O chatbot de ponta da OpenAI, ChatGPT, agora recusa-se a produzir texto que imite diretamente o estilo de escritores famosos, uma mudança que a empresa atribui a preocupações com direitos autorais. Em testes realizados pela Ars Technica, o modelo recusou-se a copiar a voz de Agatha Christie, respondendo que as obras da autora ainda estão sob direitos autorais e que não poderia fornecer texto que reflita fielmente seu estilo distinto.

Em vez de uma recusa direta, a IA ofereceu um compromisso: poderia gerar prosa original que incorpora as qualidades que os leitores associam aos romances de mistério de Christie. "Posso certamente escrever algo com essas características, enquanto permaneço original", respondeu o chatbot. O mesmo padrão de resposta emergiu quando os usuários pediram imitações de outros autores bem conhecidos, vivos ou mortos.

Comentários nas redes sociais nas últimas semanas destacaram o novo comportamento, com usuários compartilhando prints de tela das mensagens de recusa do chatbot. No início deste ano, um estudo publicado pela No Latency documentou que o ChatGPT atenderia a pedidos para emular autores falecidos, sugerindo uma mudança recente na política da OpenAI.

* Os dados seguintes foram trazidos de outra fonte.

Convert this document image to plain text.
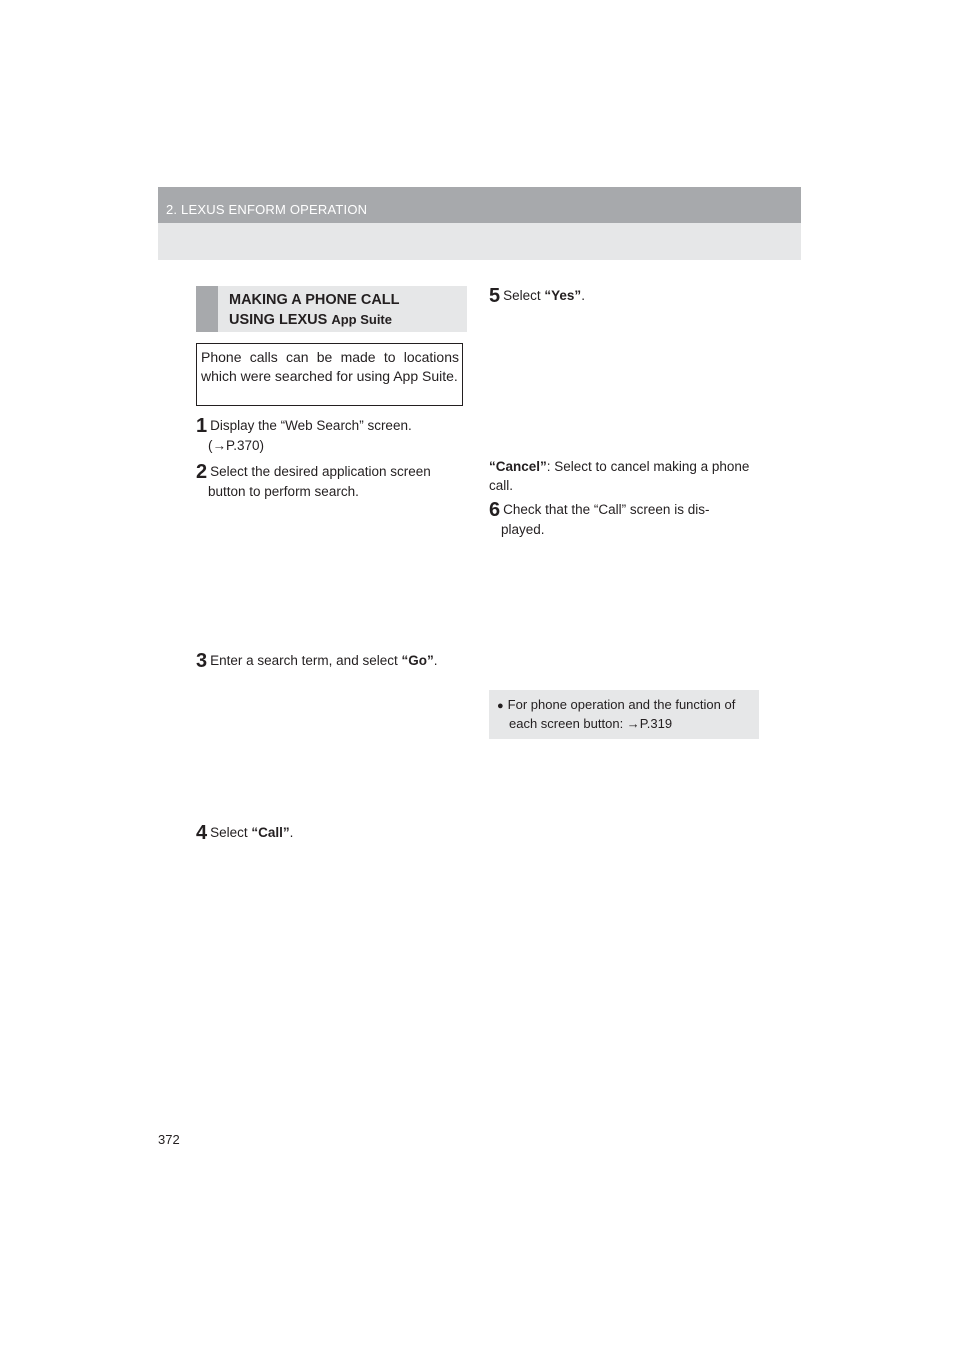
2. LEXUS ENFORM OPERATION
MAKING A PHONE CALL
USING LEXUS App Suite
Phone calls can be made to locations which were searched for using App Suite.
1 Display the “Web Search” screen.
(→P.370)
2 Select the desired application screen
button to perform search.
3 Enter a search term, and select “Go”.
4 Select “Call”.
5 Select “Yes”.
“Cancel”: Select to cancel making a phone call.
6 Check that the “Call” screen is dis-
played.
● For phone operation and the function of
each screen button: →P.319
372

A OpenAI não divulgou uma declaração formal detalhando a mudança, mas a timing coincide com um aumento nos processos judiciais de direitos autorais que visam desenvolvedores de IA. Ao bloquear a imitação direta de estilo, a empresa provavelmente espera evitar reivindicações de que seu modelo infringe os elementos expressivos de obras protegidas.

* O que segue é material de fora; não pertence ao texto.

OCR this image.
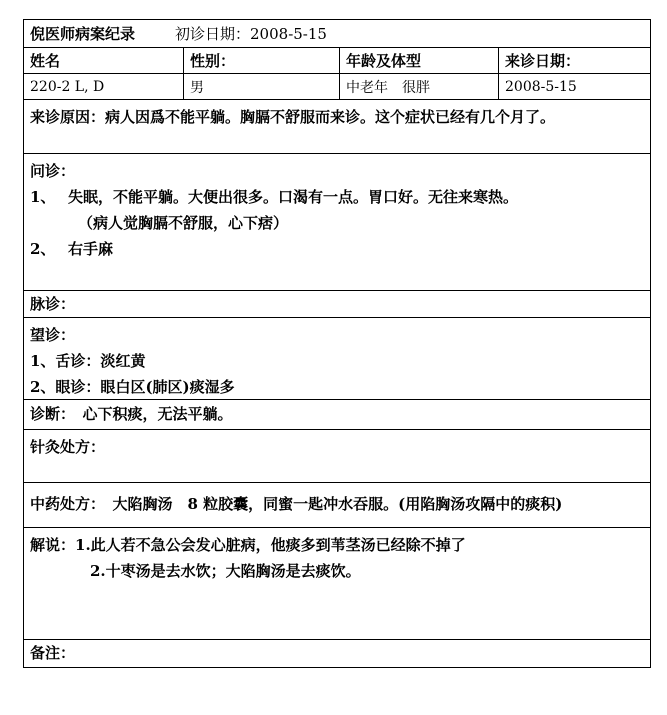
倪医师病案纪录	初诊日期：2008-5-15
姓名	性别：	年龄及体型	来诊日期：
220-2 L, D	男	中老年　很胖	2008-5-15
来诊原因：病人因爲不能平躺。胸膈不舒服而来诊。这个症状已经有几个月了。
问诊：
1、 失眠，不能平躺。大便出很多。口渴有一点。胃口好。无往来寒热。
（病人觉胸膈不舒服，心下痞）
2、 右手麻
脉诊：
望诊：
1、舌诊：淡红黄
2、眼诊：眼白区(肺区)痰湿多
诊断：　心下积痰，无法平躺。
针灸处方：
中药处方：　大陷胸汤　8 粒胶囊，同蜜一匙冲水吞服。(用陷胸汤攻隔中的痰积)
解说：1.此人若不急公会发心脏病，他痰多到苇茎汤已经除不掉了
2.十枣汤是去水饮；大陷胸汤是去痰饮。
备注：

Especialistas em direito observam que, embora o texto subjacente gerado pela IA não seja uma cópia, o ato de reproduzir a voz reconhecível de um autor pode ser visto como uma obra derivada. "A linha entre inspiração e violação é nebulosa", disse um advogado de direitos autorais que pediu para não ser identificado. "A medida preventiva da OpenAI reflete a incerteza crescente nesse espaço legal".

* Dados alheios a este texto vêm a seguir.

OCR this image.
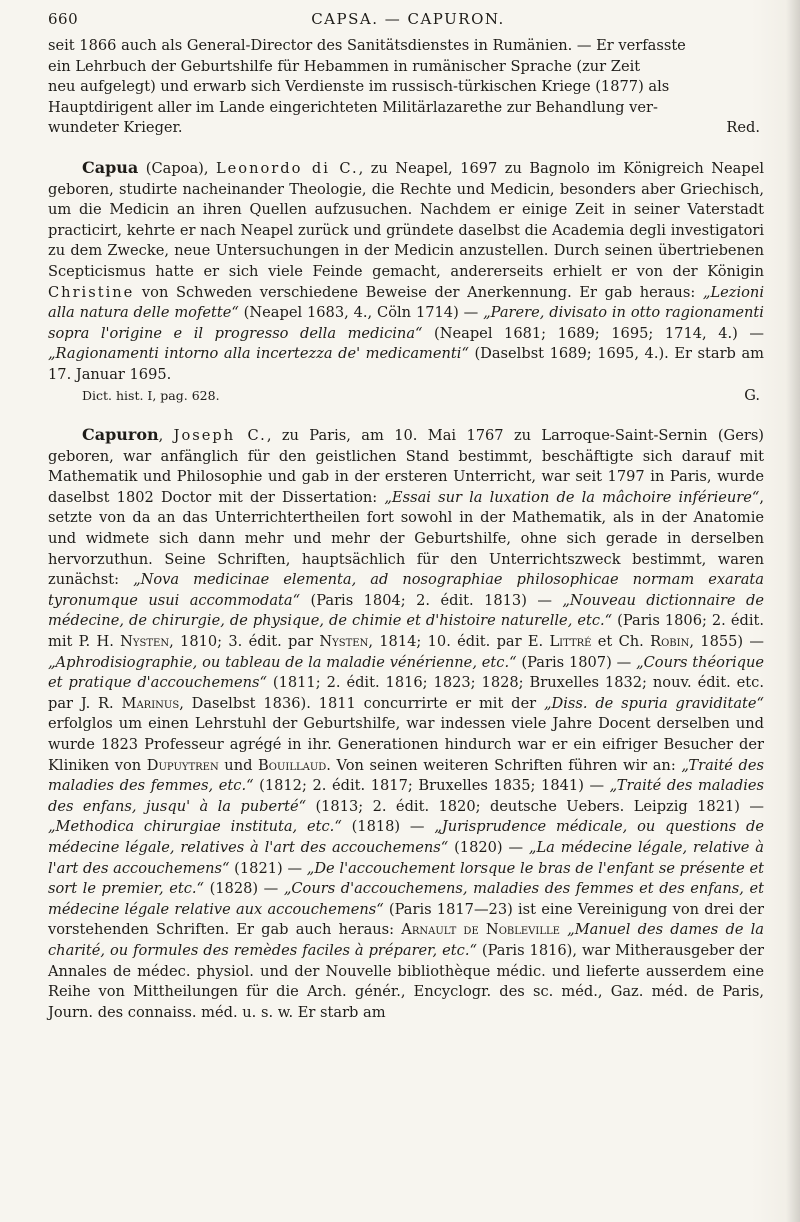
660	CAPSA. — CAPURON.

seit 1866 auch als General-Director des Sanitätsdienstes in Rumänien. — Er verfasste

ein Lehrbuch der Geburtshilfe für Hebammen in rumänischer Sprache (zur Zeit

neu aufgelegt) und erwarb sich Verdienste im russisch-türkischen Kriege (1877) als

Hauptdirigent aller im Lande eingerichteten Militärlazarethe zur Behandlung ver-

wundeter Krieger.	Red.

Capua (Capoa), Leonordo di C., zu Neapel, 1697 zu Bagnolo im Königreich Neapel geboren, studirte nacheinander Theologie, die Rechte und Medicin, besonders aber Griechisch, um die Medicin an ihren Quellen aufzusuchen. Nachdem er einige Zeit in seiner Vaterstadt practicirt, kehrte er nach Neapel zurück und gründete daselbst die Academia degli investigatori zu dem Zwecke, neue Untersuchungen in der Medicin anzustellen. Durch seinen übertriebenen Scepticismus hatte er sich viele Feinde gemacht, andererseits erhielt er von der Königin Christine von Schweden verschiedene Beweise der Anerkennung. Er gab heraus: „Lezioni alla natura delle mofette“ (Neapel 1683, 4., Cöln 1714) — „Parere, divisato in otto ragionamenti sopra l'origine e il progresso della medicina“ (Neapel 1681; 1689; 1695; 1714, 4.) — „Ragionamenti intorno alla incertezza de' medicamenti“ (Daselbst 1689; 1695, 4.). Er starb am 17. Januar 1695.

Dict. hist. I, pag. 628.	G.

Capuron, Joseph C., zu Paris, am 10. Mai 1767 zu Larroque-Saint-Sernin (Gers) geboren, war anfänglich für den geistlichen Stand bestimmt, beschäftigte sich darauf mit Mathematik und Philosophie und gab in der ersteren Unterricht, war seit 1797 in Paris, wurde daselbst 1802 Doctor mit der Dissertation: „Essai sur la luxation de la mâchoire inférieure“, setzte von da an das Unterrichtertheilen fort sowohl in der Mathematik, als in der Anatomie und widmete sich dann mehr und mehr der Geburtshilfe, ohne sich gerade in derselben hervorzuthun. Seine Schriften, hauptsächlich für den Unterrichtszweck bestimmt, waren zunächst: „Nova medicinae elementa, ad nosographiae philosophicae normam exarata tyronumque usui accommodata“ (Paris 1804; 2. édit. 1813) — „Nouveau dictionnaire de médecine, de chirurgie, de physique, de chimie et d'histoire naturelle, etc.“ (Paris 1806; 2. édit. mit P. H. Nysten, 1810; 3. édit. par Nysten, 1814; 10. édit. par E. Littré et Ch. Robin, 1855) — „Aphrodisiographie, ou tableau de la maladie vénérienne, etc.“ (Paris 1807) — „Cours théorique et pratique d'accouchemens“ (1811; 2. édit. 1816; 1823; 1828; Bruxelles 1832; nouv. édit. etc. par J. R. Marinus, Daselbst 1836). 1811 concurrirte er mit der „Diss. de spuria graviditate“ erfolglos um einen Lehrstuhl der Geburtshilfe, war indessen viele Jahre Docent derselben und wurde 1823 Professeur agrégé in ihr. Generationen hindurch war er ein eifriger Besucher der Kliniken von Dupuytren und Bouillaud. Von seinen weiteren Schriften führen wir an: „Traité des maladies des femmes, etc.“ (1812; 2. édit. 1817; Bruxelles 1835; 1841) — „Traité des maladies des enfans, jusqu' à la puberté“ (1813; 2. édit. 1820; deutsche Uebers. Leipzig 1821) — „Methodica chirurgiae instituta, etc.“ (1818) — „Jurisprudence médicale, ou questions de médecine légale, relatives à l'art des accouchemens“ (1820) — „La médecine légale, relative à l'art des accouchemens“ (1821) — „De l'accouchement lorsque le bras de l'enfant se présente et sort le premier, etc.“ (1828) — „Cours d'accouchemens, maladies des femmes et des enfans, et médecine légale relative aux accouchemens“ (Paris 1817—23) ist eine Vereinigung von drei der vorstehenden Schriften. Er gab auch heraus: Arnault de Nobleville „Manuel des dames de la charité, ou formules des remèdes faciles à préparer, etc.“ (Paris 1816), war Mitherausgeber der Annales de médec. physiol. und der Nouvelle bibliothèque médic. und lieferte ausserdem eine Reihe von Mittheilungen für die Arch. génér., Encyclogr. des sc. méd., Gaz. méd. de Paris, Journ. des connaiss. méd. u. s. w. Er starb am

Para criadores de conteúdo, a nova restrição significa que eles devem confiar em técnicas de solicitação que evocam o tom de um autor sem pedir explicitamente que o modelo o copie. Alguns usuários relatam que o chatbot ainda entrega prosa que se sente reminiscente do autor solicitado, embora enquadrada como conteúdo original.

A decisão da OpenAI destaca a tensão mais ampla entre as capacidades de IA e a lei de propriedade intelectual. À medida que os modelos gerativos se tornam mais sofisticados, as empresas estão lutando para equilibrar a demanda do usuário por flexibilidade criativa contra o risco de exposição legal.

Dieser Artikel wurde mit Unterstützung von KI verfasst.